Je ne sais pas. Je me suis dit que vous seriez sans doute une personne enfin digne de lui.

Et enfin il tendit le livre d’une main tremblante, pour le mettre, presque de force, dans celles de Naal.

Vous lui trouverez peut-être des petites particularités que je lui ai… créées. J’espère que cela ne sera pas à vos yeux un affront. Mais… Je pense que si quelqu’un peut être digne de ce livre, ce serait vous. Si vous acceptez cet énième don.

Puis d’un pas, il recula, comme ayant peur de revenir sur sa décision. Il inspira et expira lourdement, avant de forcer ses muscles à se dénouer. Puis, rapidement, avant même que Naal ait pu répondre, il s’avança vers la sortie. Naal étant sur son chemin, il le frôla, s’arrêta juste à sa hauteur et lui susurra à l’oreille.

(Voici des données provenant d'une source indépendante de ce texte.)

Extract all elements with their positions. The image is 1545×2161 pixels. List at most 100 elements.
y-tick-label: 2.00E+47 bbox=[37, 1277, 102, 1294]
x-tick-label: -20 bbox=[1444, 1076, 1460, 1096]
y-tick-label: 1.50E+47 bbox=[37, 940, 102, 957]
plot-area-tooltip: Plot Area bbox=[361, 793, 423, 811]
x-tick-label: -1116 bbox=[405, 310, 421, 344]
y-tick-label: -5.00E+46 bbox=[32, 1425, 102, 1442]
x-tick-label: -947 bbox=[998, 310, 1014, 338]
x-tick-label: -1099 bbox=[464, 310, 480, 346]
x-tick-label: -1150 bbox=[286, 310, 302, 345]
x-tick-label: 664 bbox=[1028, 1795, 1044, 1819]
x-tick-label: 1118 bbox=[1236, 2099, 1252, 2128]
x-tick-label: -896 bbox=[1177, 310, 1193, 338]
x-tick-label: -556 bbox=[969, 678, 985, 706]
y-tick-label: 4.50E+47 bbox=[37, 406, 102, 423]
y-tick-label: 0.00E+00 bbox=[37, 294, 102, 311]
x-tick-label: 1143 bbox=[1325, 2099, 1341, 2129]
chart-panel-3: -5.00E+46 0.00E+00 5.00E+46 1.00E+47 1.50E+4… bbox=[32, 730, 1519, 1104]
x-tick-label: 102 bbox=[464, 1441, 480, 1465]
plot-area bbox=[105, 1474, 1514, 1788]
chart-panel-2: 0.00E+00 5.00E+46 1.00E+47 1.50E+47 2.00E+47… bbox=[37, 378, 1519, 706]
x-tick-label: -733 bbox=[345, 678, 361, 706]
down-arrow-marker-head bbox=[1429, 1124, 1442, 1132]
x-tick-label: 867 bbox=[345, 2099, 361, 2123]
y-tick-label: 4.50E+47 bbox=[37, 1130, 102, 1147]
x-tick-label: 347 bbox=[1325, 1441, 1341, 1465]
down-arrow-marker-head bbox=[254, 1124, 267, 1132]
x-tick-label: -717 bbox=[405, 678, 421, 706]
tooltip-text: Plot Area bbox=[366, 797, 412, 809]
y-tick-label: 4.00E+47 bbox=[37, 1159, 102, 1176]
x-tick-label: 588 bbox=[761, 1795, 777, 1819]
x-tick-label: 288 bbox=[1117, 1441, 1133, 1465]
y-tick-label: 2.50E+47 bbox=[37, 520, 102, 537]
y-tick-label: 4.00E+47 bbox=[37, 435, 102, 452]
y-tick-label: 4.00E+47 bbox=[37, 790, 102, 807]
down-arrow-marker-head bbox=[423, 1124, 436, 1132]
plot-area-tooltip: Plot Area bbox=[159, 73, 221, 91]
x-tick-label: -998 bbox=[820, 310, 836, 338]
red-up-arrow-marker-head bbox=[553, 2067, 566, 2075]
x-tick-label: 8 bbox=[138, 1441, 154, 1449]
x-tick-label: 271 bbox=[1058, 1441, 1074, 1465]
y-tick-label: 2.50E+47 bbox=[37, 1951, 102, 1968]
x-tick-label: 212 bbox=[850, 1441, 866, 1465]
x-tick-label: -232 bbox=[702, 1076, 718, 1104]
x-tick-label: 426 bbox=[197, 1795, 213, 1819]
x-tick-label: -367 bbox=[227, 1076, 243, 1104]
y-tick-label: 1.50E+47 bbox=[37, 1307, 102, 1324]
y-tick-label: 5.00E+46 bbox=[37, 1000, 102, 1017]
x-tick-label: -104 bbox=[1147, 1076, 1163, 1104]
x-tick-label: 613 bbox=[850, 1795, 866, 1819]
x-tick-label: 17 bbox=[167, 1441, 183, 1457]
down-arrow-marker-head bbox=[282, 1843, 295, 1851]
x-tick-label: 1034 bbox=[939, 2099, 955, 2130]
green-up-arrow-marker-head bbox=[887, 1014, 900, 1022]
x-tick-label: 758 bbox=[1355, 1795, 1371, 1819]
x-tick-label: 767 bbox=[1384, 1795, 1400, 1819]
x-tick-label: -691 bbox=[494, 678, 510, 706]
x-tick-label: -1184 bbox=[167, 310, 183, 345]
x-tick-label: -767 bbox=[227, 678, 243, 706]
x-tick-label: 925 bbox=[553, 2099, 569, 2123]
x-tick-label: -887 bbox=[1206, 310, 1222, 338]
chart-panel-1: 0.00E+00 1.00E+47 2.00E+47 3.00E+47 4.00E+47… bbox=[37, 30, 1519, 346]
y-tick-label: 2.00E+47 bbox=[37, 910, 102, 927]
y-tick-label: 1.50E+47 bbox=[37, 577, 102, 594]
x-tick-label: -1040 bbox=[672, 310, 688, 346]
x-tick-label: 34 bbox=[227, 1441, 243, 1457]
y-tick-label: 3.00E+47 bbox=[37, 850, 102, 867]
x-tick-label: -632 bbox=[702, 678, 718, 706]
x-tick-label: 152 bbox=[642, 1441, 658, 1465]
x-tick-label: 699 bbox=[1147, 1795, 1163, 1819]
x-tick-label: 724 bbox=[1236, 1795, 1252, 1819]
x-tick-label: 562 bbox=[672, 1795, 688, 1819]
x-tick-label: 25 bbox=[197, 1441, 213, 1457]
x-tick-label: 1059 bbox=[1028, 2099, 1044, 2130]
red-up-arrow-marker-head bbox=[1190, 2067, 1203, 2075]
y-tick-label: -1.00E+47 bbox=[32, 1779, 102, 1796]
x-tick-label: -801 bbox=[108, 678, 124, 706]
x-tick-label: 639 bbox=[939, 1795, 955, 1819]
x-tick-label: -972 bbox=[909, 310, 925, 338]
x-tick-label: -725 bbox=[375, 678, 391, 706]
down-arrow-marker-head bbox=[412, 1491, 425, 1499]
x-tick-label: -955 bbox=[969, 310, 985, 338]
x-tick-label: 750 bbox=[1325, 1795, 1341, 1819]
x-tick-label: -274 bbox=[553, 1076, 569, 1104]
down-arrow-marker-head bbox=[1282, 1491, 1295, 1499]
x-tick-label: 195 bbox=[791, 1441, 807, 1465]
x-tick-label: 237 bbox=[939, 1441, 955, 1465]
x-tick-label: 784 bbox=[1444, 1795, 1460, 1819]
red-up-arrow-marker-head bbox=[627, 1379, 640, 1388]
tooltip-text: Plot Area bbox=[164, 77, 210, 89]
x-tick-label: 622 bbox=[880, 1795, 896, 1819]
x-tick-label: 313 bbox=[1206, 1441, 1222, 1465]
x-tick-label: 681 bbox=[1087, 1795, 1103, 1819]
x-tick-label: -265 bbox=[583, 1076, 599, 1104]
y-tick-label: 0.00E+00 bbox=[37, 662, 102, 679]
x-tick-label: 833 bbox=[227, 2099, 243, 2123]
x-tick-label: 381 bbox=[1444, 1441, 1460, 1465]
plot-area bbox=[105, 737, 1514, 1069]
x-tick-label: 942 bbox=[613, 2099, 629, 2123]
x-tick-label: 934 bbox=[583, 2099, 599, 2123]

Je vous attends demain. Pour un petit-déjeuner aux chandelles.

Il tourna la tête, ses lèvres frôlèrent alors presque la peau de l’autre homme et il ajouta, avec un sourire taquin et presque séducteur.

Mais ce n’est pas là une invitation en mariage.

Il prit bien soin de laisser son souffle caresser cette peau tatouée, mourant d’envie d’en suivre les tracés, et se détacha avec une lenteur exagérée.

Jouissons donc des préliminaires sans précipitation, souffla-t-il, avant de s’éclipser avec un sourire en coin.

Et de disparaitre rapidement rejoindre son bureau. Du travail l’attendait. Et de nombreux préparatifs.